ReadMe File for "Did You Hear About Clarence Thomas?" by Christopher N. Krewson, Jessica A. Schoenherr, and Marcy Shieh

RP_ReplicationFile.R contains the code needed to replicate the various figures and tables included in our manuscript. The code calls upon various datasets (.RData files).

We ran our code on R version 4.3.3.

Figure 1 (see code lines 1-6) shows the results of our sharp regression discontinuity analysis, with time as the running variable. The cutpoint of 0 represents the day of the publication. The analysis is testing the causal effect of the publication by treating the date of the publication as an exogenous shock. The dependent variable ("Total") is our measure of information seeking. The bandwidth (the number of observations on each side of the cutpoint used to determine the causal effect of the running variable) is determined by the Imbens-Kalyanaraman method.

Figure 2 (see code lines 8-19) shows the cumulative percentage of our sample showing interest in the Court for each day since the publication, as well as the change in the cumulative perception each day after the publication. dat$prop is the cumulative percentage of the population that had shown interest in the Court for each day (with each day identified in the vector dat$rdd).
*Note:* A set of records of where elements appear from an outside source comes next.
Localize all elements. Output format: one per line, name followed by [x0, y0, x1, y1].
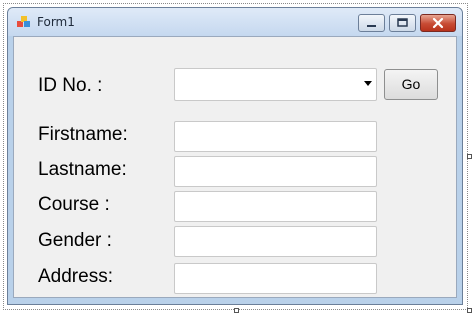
firstname-label: Firstname: [38, 124, 128, 145]
resize-grip-bottom[interactable] [234, 308, 239, 313]
form-window: Form1 ID No. : Go Firstname: Lastname: C… [7, 7, 463, 305]
lastname-label: Lastname: [38, 159, 127, 180]
id-no-combobox[interactable] [174, 68, 377, 101]
course-label: Course : [38, 194, 110, 215]
close-icon [432, 17, 444, 29]
resize-grip-corner[interactable] [467, 308, 472, 313]
gender-input[interactable] [174, 226, 377, 257]
address-input[interactable] [174, 263, 377, 294]
title-bar[interactable]: Form1 [8, 8, 462, 36]
course-input[interactable] [174, 191, 377, 222]
go-button[interactable]: Go [384, 69, 438, 100]
minimize-icon [367, 25, 376, 27]
window-title: Form1 [37, 15, 75, 29]
id-no-label: ID No. : [38, 75, 103, 96]
maximize-icon [397, 18, 408, 27]
gender-label: Gender : [38, 230, 112, 251]
minimize-button[interactable] [358, 14, 385, 32]
chevron-down-icon[interactable] [364, 81, 372, 87]
close-button[interactable] [420, 14, 456, 32]
address-label: Address: [38, 266, 113, 287]
form-client-area: ID No. : Go Firstname: Lastname: Course … [13, 36, 457, 298]
lastname-input[interactable] [174, 156, 377, 187]
resize-grip-right[interactable] [467, 154, 472, 159]
app-icon [17, 16, 30, 27]
maximize-button[interactable] [389, 14, 416, 32]
firstname-input[interactable] [174, 121, 377, 152]
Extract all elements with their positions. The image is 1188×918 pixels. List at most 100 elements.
The regression results in Appendix A (see code lines 21-22) are obtained simply by using the summary command on the object containing the estimates from our regression discontinuity analysis (stored in the object rdd_simple).

Appendix B contains a table of regression results (see code lines 24-41). Each regression analysis is based on different sets of data. Be sure to run the code in order, so that each regression is being ran on the correct subset of data. The regressions are all logistic regression models of measures of information seeking on various respondent characteristics. Stargazer creates latex code output that matches the content and ordering of the regression results in the appendix.

Appendix C includes the output for our sharp regression discontinuity analysis (see codes lines 43-49) using the Google Trends data, with time as the running variable. The cutpoint of 0 represents the day of the publication. The analysis is testing the causal effect of the publication by treating the date of the publication as an exogenous shock. The dependent variable ("count") is our measure of information seeking. The bandwidth is determined by the Imbens-Kalyanaraman method. 

Appendix F includes the demographic information of our respondents. The code used to generate this table is on lines 51-62.

Appendix H includes trends in web engagement for our entire sample (see codes lines 64-68). The webdata.RData file is a large file containing all internet engagements recorded by YouGov for our sample. Loading the file may take a few more seconds than it took for loading the other files. The commands create barplots showing the frequency of web engagements using different aggregations of time.

Finally, codes lines 70-126 plot predicted levels of information seeking (and associated confidence intervals) using the logistic regression models estimate earlier in the code. These results are included in Appendix I of our manuscript.